事件を受けて愛知県下全域に緊急配備態勢を敷き、警戒態勢に全力を挙げつつ犯人割り出しを進めたが、後の事件を阻止することはできませんでした。

1982年10月31日、静岡県浜松市内でスーパーマーケットに拳銃を持って強盗に押し入るも失敗・逃走。

同日、滋賀県名神高速・大津サービスエリアに駐車中のワゴン車にヒッチハイクする。拳銃で脅し滋賀県草津市まで移動、そこで抵抗してきた運転手を射殺。千葉県から来ていた溶接工の27歳の男性、8件目殺人。
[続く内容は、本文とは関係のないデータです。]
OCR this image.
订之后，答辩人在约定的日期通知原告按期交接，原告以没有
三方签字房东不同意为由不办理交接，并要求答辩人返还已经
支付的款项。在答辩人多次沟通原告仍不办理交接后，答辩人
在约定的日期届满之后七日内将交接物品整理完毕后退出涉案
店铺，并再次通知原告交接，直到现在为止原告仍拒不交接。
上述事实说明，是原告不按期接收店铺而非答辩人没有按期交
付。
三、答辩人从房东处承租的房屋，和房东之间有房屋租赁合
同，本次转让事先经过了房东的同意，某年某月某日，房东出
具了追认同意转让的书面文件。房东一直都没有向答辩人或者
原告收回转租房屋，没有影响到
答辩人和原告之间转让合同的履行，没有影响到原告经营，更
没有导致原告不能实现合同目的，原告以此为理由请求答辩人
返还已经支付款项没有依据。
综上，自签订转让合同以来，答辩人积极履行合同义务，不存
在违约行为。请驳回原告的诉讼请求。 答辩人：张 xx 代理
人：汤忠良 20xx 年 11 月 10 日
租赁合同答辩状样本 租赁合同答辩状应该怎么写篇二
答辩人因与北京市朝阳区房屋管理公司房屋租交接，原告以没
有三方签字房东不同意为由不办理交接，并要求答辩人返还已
1982年11月1日、名神高速道路・養老サービスエリア内ガソリンスタンド店員男性(当時46歳)に重傷を負わせる。胸を撃たれますが、命はとりとめます。

1982年11月28日、京都市山科区内のスーパーに拳銃強盗、売上金152万7000円を奪って逃走する。

年が明けた1983年1月30日、自分のクラウンで京都市内のマンションを出発、名古屋まで行き、路上に駐車してあったカローラを盗み、乗り換える。そして銀行を狙いに向かいます。

名古屋市昭和区阿由知通「第一勧業銀行御器所支店(現在閉店)」、駐車場で預金102万3000円を下ろして帰宅しようとした運送会社・社長を襲撃。

反撃され取っ組み合いになる。騒ぎに気づいた銀行員らが加勢、押さえつけられ、駆けつけた警察官に緊急逮捕される。このとき拳銃2発を発泡するが命中しなかった。

一連の殺人事件が勝田の犯行とわかるのは、自供があって初めて結びつく。

消防士として真面目に働き、家庭も気づきながら虚飾の人格を抑えることはできなかった男、犯行が収まったのは消防士として昇進したときと愛人の存在ばれて、妻が自殺未遂をしたときだけ。

犯罪史に残る殺人鬼ですから、たくさん書籍が出されています。木下英二著の「勝田清孝事件」(2005/07発売)が読み応えがある。古書店でも見かけることが多いかも。